MEVZUATTA zelzele HATASI YOK
1999 sarsıntısından sonra ekseriyetle müteahhitlerin ve ilgili sorumluların şuurlu taksirle yargılandıklarını hatırlatan Faruk Aktay, “Bizim mevzuatımızda zelzele hatası yok. Yani, imara ters, ruhsata karşıt Bina yapmak ile ruhsatsız Bina yapmanın Bayındırlık kirliliği hatası oluşturduğu, bunun da 1 ile 5 Yıl ortasında kabahat teşkil edeceğine ait bir unsur var. Ortada vefat varsa o Vakit taksirle adam öldürmeden yargılama yapılıyor. Şuurlu olması bunun tartısını artırıyor.
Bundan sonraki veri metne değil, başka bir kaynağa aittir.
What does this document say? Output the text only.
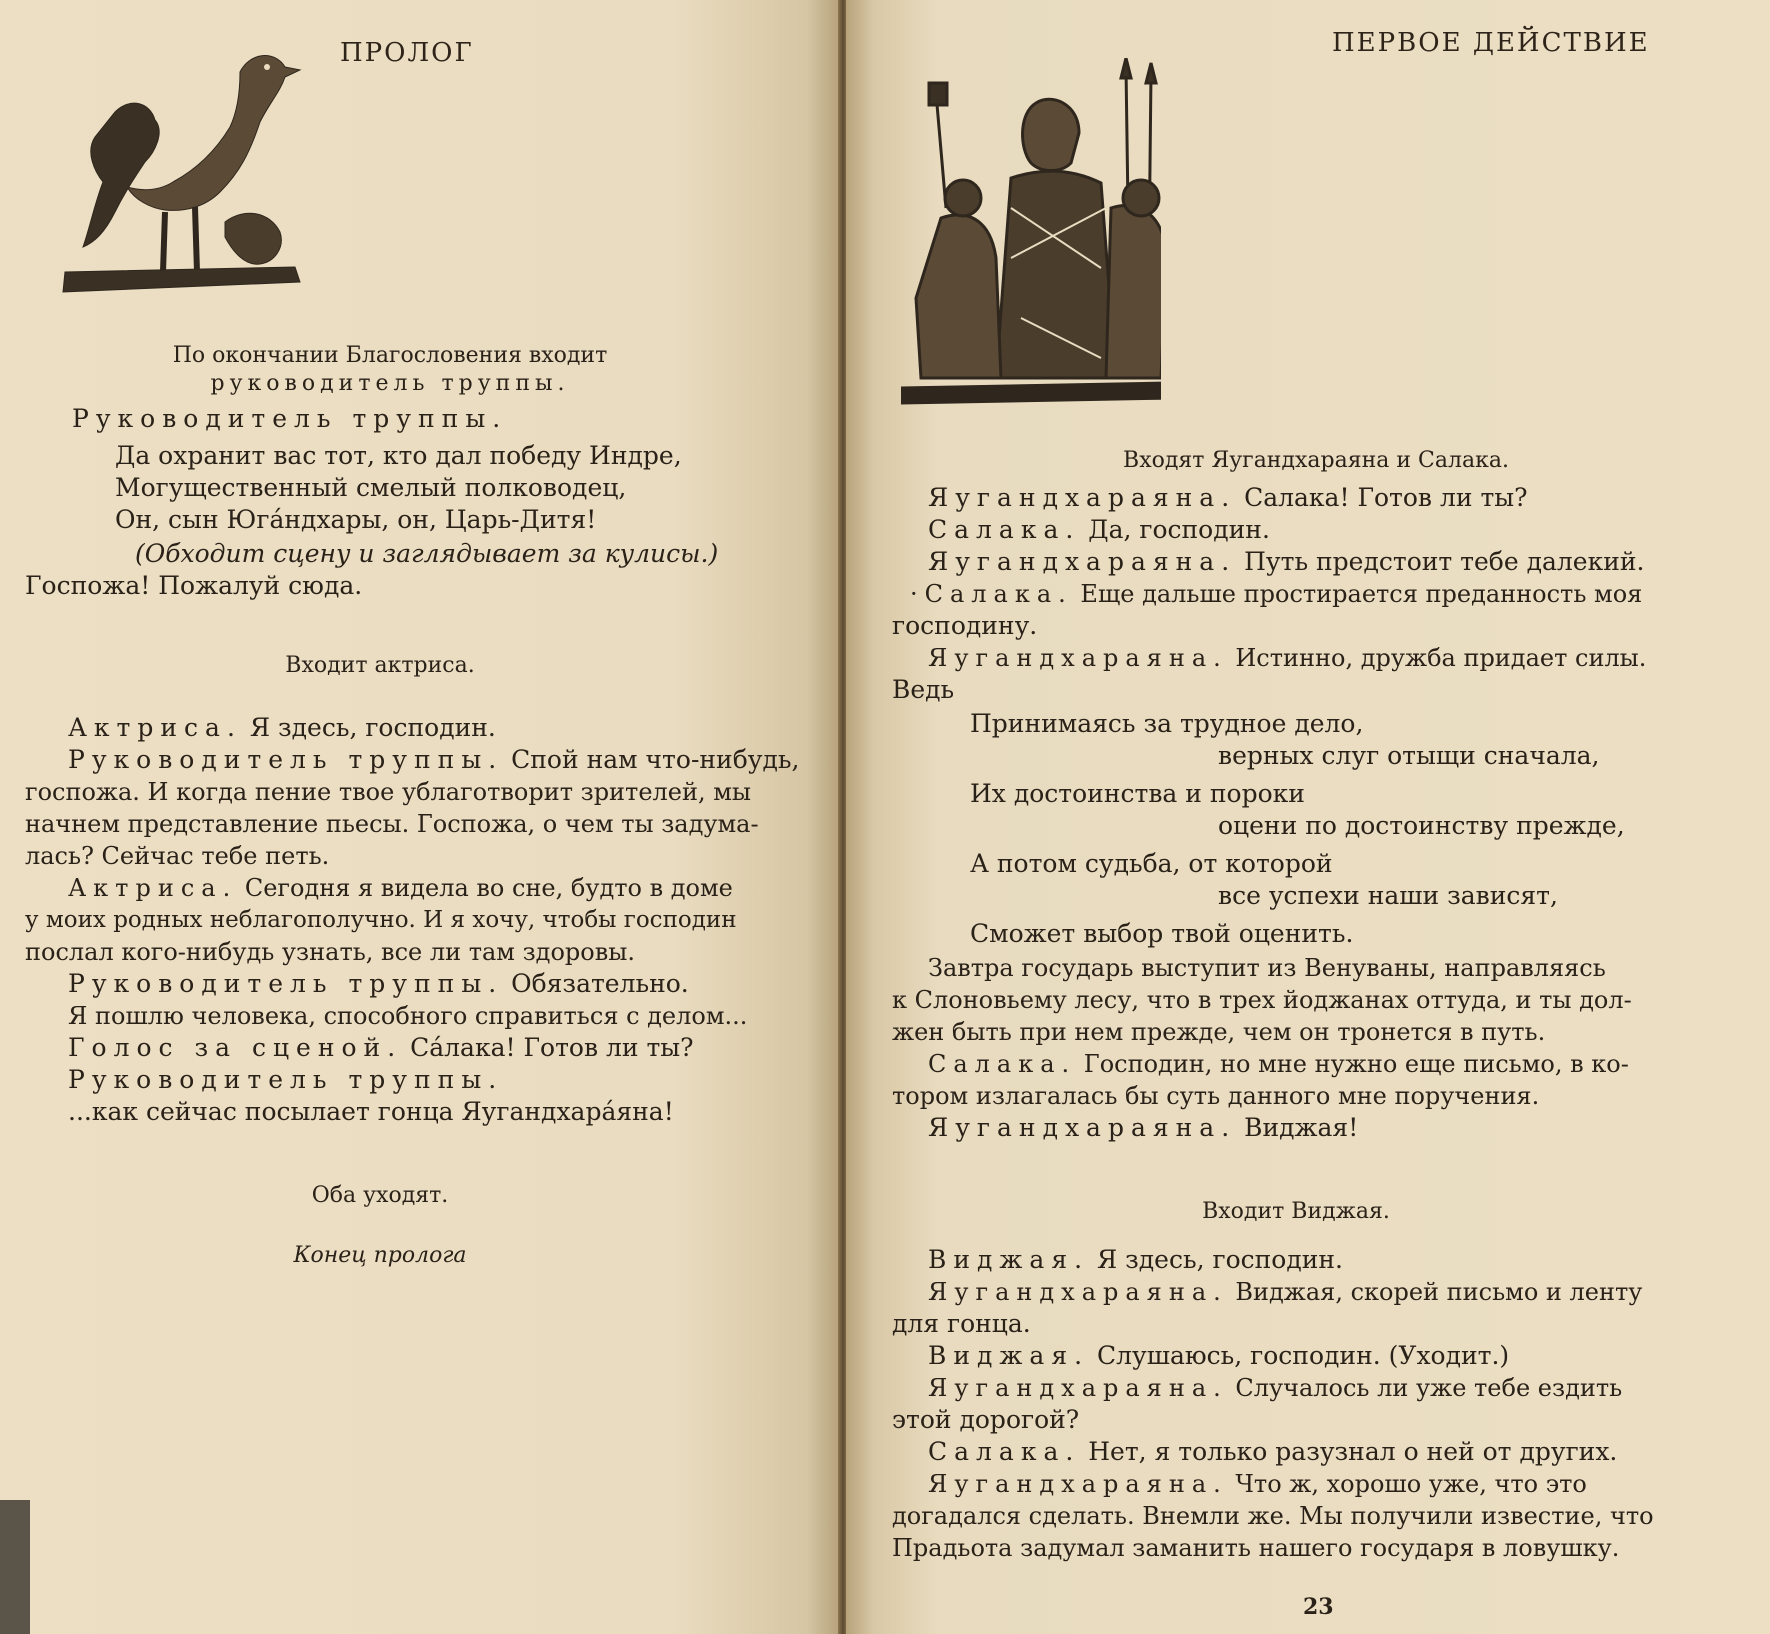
ПРОЛОГ
По окончании Благословения входит
руководитель труппы.
Руководитель труппы.
Да охранит вас тот, кто дал победу Индре,
Могущественный смелый полководец,
Он, сын Юга́ндхары, он, Царь-Дитя!
(Обходит сцену и заглядывает за кулисы.)
Госпожа! Пожалуй сюда.
Входит актриса.
Актриса. Я здесь, господин.
Руководитель труппы. Спой нам что-нибудь,
госпожа. И когда пение твое ублаготворит зрителей, мы
начнем представление пьесы. Госпожа, о чем ты задума-
лась? Сейчас тебе петь.
Актриса. Сегодня я видела во сне, будто в доме
у моих родных неблагополучно. И я хочу, чтобы господин
послал кого-нибудь узнать, все ли там здоровы.
Руководитель труппы. Обязательно.
Я пошлю человека, способного справиться с делом...
Голос за сценой. Са́лака! Готов ли ты?
Руководитель труппы.
...как сейчас посылает гонца Яугандхара́яна!
Оба уходят.
Конец пролога
ПЕРВОЕ ДЕЙСТВИЕ
Входят Яугандхараяна и Салака.
Яугандхараяна. Салака! Готов ли ты?
Салака. Да, господин.
Яугандхараяна. Путь предстоит тебе далекий.
·Салака. Еще дальше простирается преданность моя
господину.
Яугандхараяна. Истинно, дружба придает силы.
Ведь
Принимаясь за трудное дело,
верных слуг отыщи сначала,
Их достоинства и пороки
оцени по достоинству прежде,
А потом судьба, от которой
все успехи наши зависят,
Сможет выбор твой оценить.
Завтра государь выступит из Венуваны, направляясь
к Слоновьему лесу, что в трех йоджанах оттуда, и ты дол-
жен быть при нем прежде, чем он тронется в путь.
Салака. Господин, но мне нужно еще письмо, в ко-
тором излагалась бы суть данного мне поручения.
Яугандхараяна. Виджая!
Входит Виджая.
Виджая. Я здесь, господин.
Яугандхараяна. Виджая, скорей письмо и ленту
для гонца.
Виджая. Слушаюсь, господин. (Уходит.)
Яугандхараяна. Случалось ли уже тебе ездить
этой дорогой?
Салака. Нет, я только разузнал о ней от других.
Яугандхараяна. Что ж, хорошо уже, что это
догадался сделать. Внемли же. Мы получили известие, что
Прадьота задумал заманить нашего государя в ловушку.
23
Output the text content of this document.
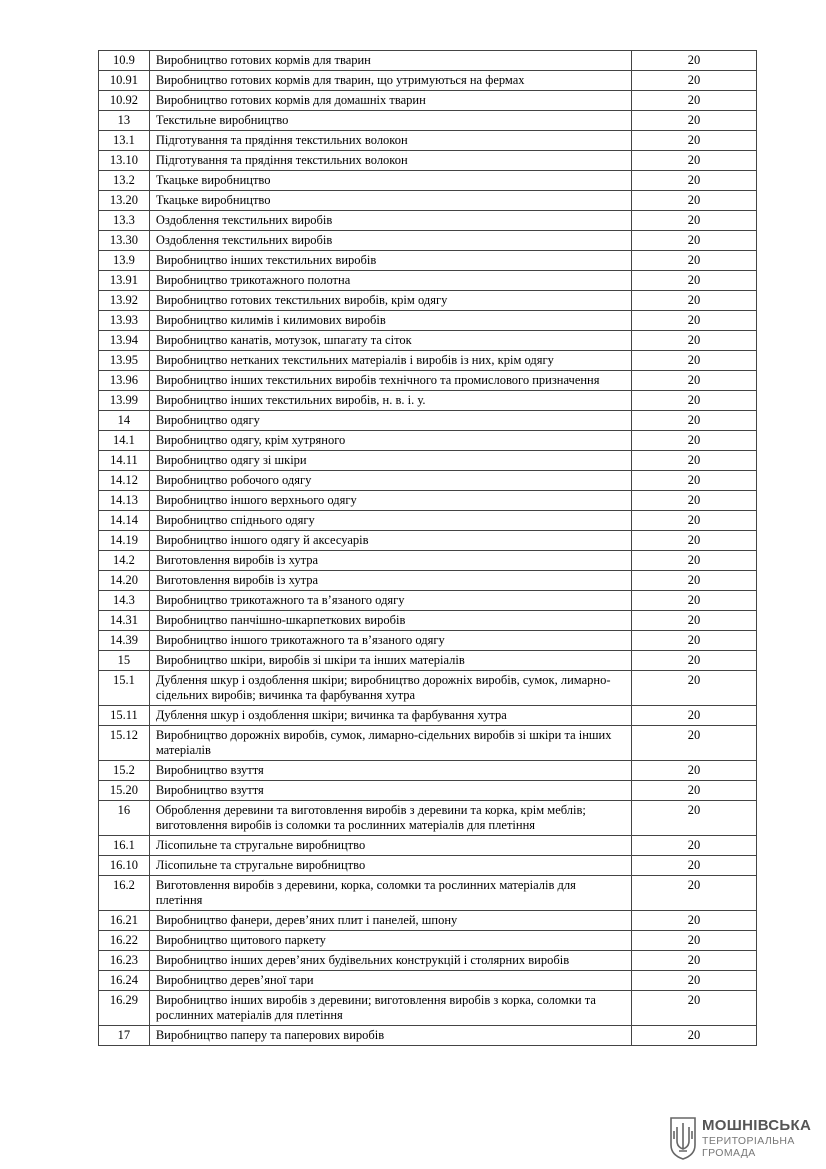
10.9	Виробництво готових кормів для тварин	20
10.91	Виробництво готових кормів для тварин, що утримуються на фермах	20
10.92	Виробництво готових кормів для домашніх тварин	20
13	Текстильне виробництво	20
13.1	Підготування та прядіння текстильних волокон	20
13.10	Підготування та прядіння текстильних волокон	20
13.2	Ткацьке виробництво	20
13.20	Ткацьке виробництво	20
13.3	Оздоблення текстильних виробів	20
13.30	Оздоблення текстильних виробів	20
13.9	Виробництво інших текстильних виробів	20
13.91	Виробництво трикотажного полотна	20
13.92	Виробництво готових текстильних виробів, крім одягу	20
13.93	Виробництво килимів і килимових виробів	20
13.94	Виробництво канатів, мотузок, шпагату та сіток	20
13.95	Виробництво нетканих текстильних матеріалів і виробів із них, крім одягу	20
13.96	Виробництво інших текстильних виробів технічного та промислового призначення	20
13.99	Виробництво інших текстильних виробів, н. в. і. у.	20
14	Виробництво одягу	20
14.1	Виробництво одягу, крім хутряного	20
14.11	Виробництво одягу зі шкіри	20
14.12	Виробництво робочого одягу	20
14.13	Виробництво іншого верхнього одягу	20
14.14	Виробництво спіднього одягу	20
14.19	Виробництво іншого одягу й аксесуарів	20
14.2	Виготовлення виробів із хутра	20
14.20	Виготовлення виробів із хутра	20
14.3	Виробництво трикотажного та в’язаного одягу	20
14.31	Виробництво панчішно-шкарпеткових виробів	20
14.39	Виробництво іншого трикотажного та в’язаного одягу	20
15	Виробництво шкіри, виробів зі шкіри та інших матеріалів	20
15.1	Дублення шкур і оздоблення шкіри; виробництво дорожніх виробів, сумок, лимарно-сідельних виробів; вичинка та фарбування хутра	20
15.11	Дублення шкур і оздоблення шкіри; вичинка та фарбування хутра	20
15.12	Виробництво дорожніх виробів, сумок, лимарно-сідельних виробів зі шкіри та інших матеріалів	20
15.2	Виробництво взуття	20
15.20	Виробництво взуття	20
16	Оброблення деревини та виготовлення виробів з деревини та корка, крім меблів; виготовлення виробів із соломки та рослинних матеріалів для плетіння	20
16.1	Лісопильне та стругальне виробництво	20
16.10	Лісопильне та стругальне виробництво	20
16.2	Виготовлення виробів з деревини, корка, соломки та рослинних матеріалів для плетіння	20
16.21	Виробництво фанери, дерев’яних плит і панелей, шпону	20
16.22	Виробництво щитового паркету	20
16.23	Виробництво інших дерев’яних будівельних конструкцій і столярних виробів	20
16.24	Виробництво дерев’яної тари	20
16.29	Виробництво інших виробів з деревини; виготовлення виробів з корка, соломки та рослинних матеріалів для плетіння	20
17	Виробництво паперу та паперових виробів	20
МОШНІВСЬКА
ТЕРИТОРІАЛЬНА
ГРОМАДА
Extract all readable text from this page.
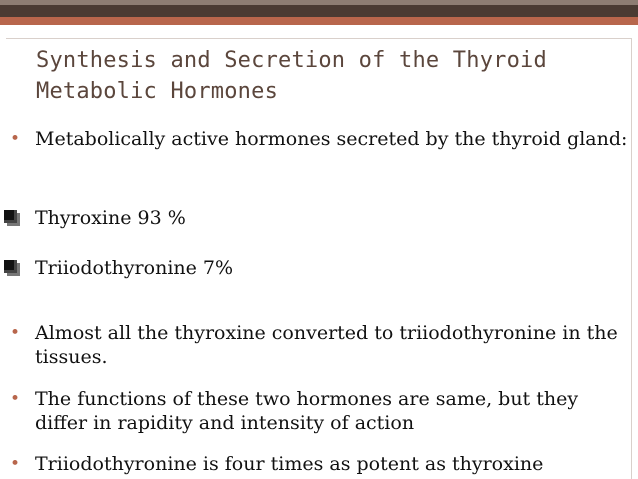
Synthesis and Secretion of the Thyroid
Metabolic Hormones
• Metabolically active hormones secreted by the thyroid gland:
Thyroxine 93 %
Triiodothyronine 7%
• Almost all the thyroxine converted to triiodothyronine in the tissues.
• The functions of these two hormones are same, but they differ in rapidity and intensity of action
• Triiodothyronine is four times as potent as thyroxine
Taksirle adam öldürme hatasının cezası 2 ile 15 Yıl ortasında değişiyor. Şuurlu taksirde de bu ceza 1/3 ile 1/2 oranında artırılır diyor. Münasebetiyle 2 ile 15 Yıl olan ceza 3 ile 22 Yıl üzere Fazla geniş bir aralıkta açılıyor. Kimi durumlarda neredeyse hiç cezaevine girmeden tahliye olanlarla karşılaşıyoruz. Burada cemiyet vicdanı açısından Kıymetli bir yer var. Toplum; adaletin tecelli etmesini, hatalılar kimlerse sorumluların yargılanmasını, müteahhitler, kontrol firmaları, belediye, Bayındırlık müdürleri ve kimler varsa ceza almasını istiyor. Ortada yolsuzluk varsa da hepsinin aydınlatılmasını istiyor.” dedi.
OLASI KAST İÇİN HİLELİ DAVRANIŞ
Bir de mümkün kast durumu olduğuna dikkat çeken Faruk Aktay, “Olası kastla yargılanırsanız taammüden adam öldürme ile suçlanıyorsunuz. Buradaki ceza ise 20 ile 25 Yıl ortasında. Bu savcının talebiyle belirlenecek bir husus. Fakat, Yargıtay’ın bu noktadaki yüklü kararları sorumluların taksirle öldürmesi istikametinde. mümkün kast için aranan ise hileli davranış.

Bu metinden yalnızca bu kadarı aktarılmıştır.